Но в конце лета она его вспомнила, нашла, как завалявшуюся в кармане картинку. Это было, когда старый Мопертюи, Марсо, Клод и Леже отправились в Кламси на похороны Венсана Корволя, а Камилла осталась дома одна с Финой. Первый раз в жизни. Из любопытства она обошла весь дом, все осмотрела, особенно комнаты, которые обычно оставались для нее запертыми. Комнаты отца, матери и деда. Все три комнаты были суровыми и немыми. Забралась она и в гостиную, села за рояль, но нажать на клавиши не решилась. Только потрогала холодные гладкие костяшки кончиками пальцев. Ей хотелось не томных мелодий фортепьяно, которыми впору заклинать мертвых, а совсем другой музыки. Такой, какая была у Букового Креста, когда пели и плясали братья Мопертюи: ритмичной и порывистой.
БОЛЬШАЯ СТИРКА
Как раз в эти дни подоспело время большой стирки, которую устраивали на хуторе раз в год. Камилла помогала Фине. Сначала белье надолго замачивали в холодной воде, потом перекладывали в огромный котел, установленный на треножнике во дворе, у кухонной двери. На самое дно стелили старую простыню, на нее складывали белье: постельное, столовое, нательное — слоями, — пересыпая мыльными стружками и ароматными кореньями; края простыни заворачивали и накрывали все рогожным мешком, наполненным дубовой золой. То был первый день большой стирки, день золы и полотна.

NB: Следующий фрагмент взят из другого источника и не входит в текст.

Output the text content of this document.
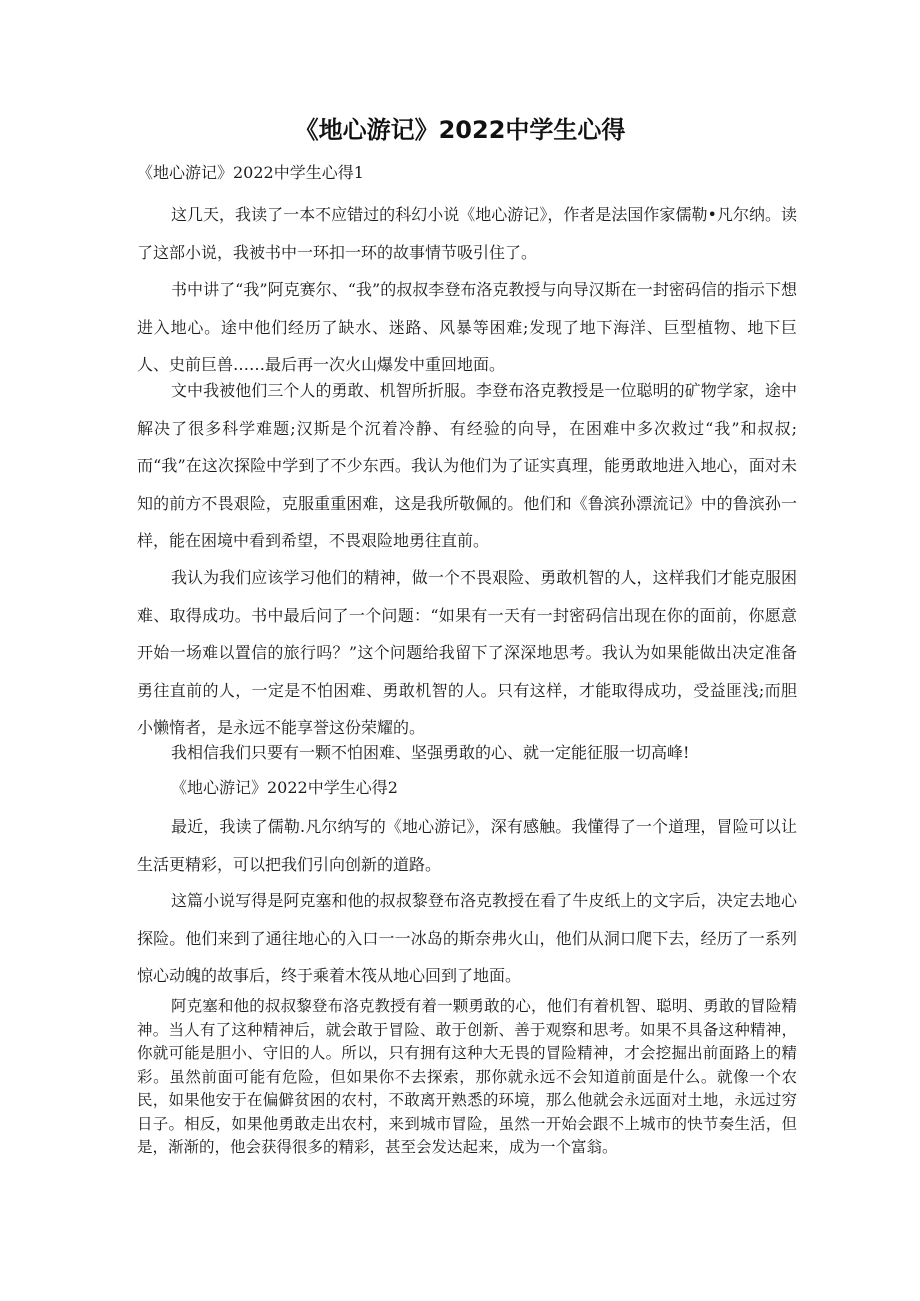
《地心游记》2022中学生心得
《地心游记》2022中学生心得1

这几天，我读了一本不应错过的科幻小说《地心游记》，作者是法国作家儒勒•凡尔纳。读了这部小说，我被书中一环扣一环的故事情节吸引住了。

书中讲了“我”阿克赛尔、“我”的叔叔李登布洛克教授与向导汉斯在一封密码信的指示下想进入地心。途中他们经历了缺水、迷路、风暴等困难;发现了地下海洋、巨型植物、地下巨人、史前巨兽……最后再一次火山爆发中重回地面。

文中我被他们三个人的勇敢、机智所折服。李登布洛克教授是一位聪明的矿物学家，途中解决了很多科学难题;汉斯是个沉着冷静、有经验的向导，在困难中多次救过“我”和叔叔;而“我”在这次探险中学到了不少东西。我认为他们为了证实真理，能勇敢地进入地心，面对未知的前方不畏艰险，克服重重困难，这是我所敬佩的。他们和《鲁滨孙漂流记》中的鲁滨孙一样，能在困境中看到希望，不畏艰险地勇往直前。

我认为我们应该学习他们的精神，做一个不畏艰险、勇敢机智的人，这样我们才能克服困难、取得成功。书中最后问了一个问题：“如果有一天有一封密码信出现在你的面前，你愿意开始一场难以置信的旅行吗？”这个问题给我留下了深深地思考。我认为如果能做出决定准备勇往直前的人，一定是不怕困难、勇敢机智的人。只有这样，才能取得成功，受益匪浅;而胆小懒惰者，是永远不能享誉这份荣耀的。

我相信我们只要有一颗不怕困难、坚强勇敢的心、就一定能征服一切高峰!

《地心游记》2022中学生心得2

最近，我读了儒勒.凡尔纳写的《地心游记》，深有感触。我懂得了一个道理，冒险可以让生活更精彩，可以把我们引向创新的道路。

这篇小说写得是阿克塞和他的叔叔黎登布洛克教授在看了牛皮纸上的文字后，决定去地心探险。他们来到了通往地心的入口一一冰岛的斯奈弗火山，他们从洞口爬下去，经历了一系列惊心动魄的故事后，终于乘着木筏从地心回到了地面。

阿克塞和他的叔叔黎登布洛克教授有着一颗勇敢的心，他们有着机智、聪明、勇敢的冒险精神。当人有了这种精神后，就会敢于冒险、敢于创新、善于观察和思考。如果不具备这种精神，你就可能是胆小、守旧的人。所以，只有拥有这种大无畏的冒险精神，才会挖掘出前面路上的精彩。虽然前面可能有危险，但如果你不去探索，那你就永远不会知道前面是什么。就像一个农民，如果他安于在偏僻贫困的农村，不敢离开熟悉的环境，那么他就会永远面对土地，永远过穷日子。相反，如果他勇敢走出农村，来到城市冒险，虽然一开始会跟不上城市的快节奏生活，但是，渐渐的，他会获得很多的精彩，甚至会发达起来，成为一个富翁。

Весь следующий день котел нагревали на огне, непрерывно перемешивая кипящее белье. Дубовая зола отмывала пятна грязи и пота. От мокрого полотна поднималось голубоватое облачко, пахнущее ирисовым корнем. Испарения древесной золы, корневищ, одежды смешивались с водяным паром и обволакивали благоухающим маревом каждый двор на хуторе. Все женщины колдовали над котлами, пот и пар каплями покрывал их руки и склоненные лица, которые блестели и отливали синевой. То был второй день большой стирки, день душистого пара.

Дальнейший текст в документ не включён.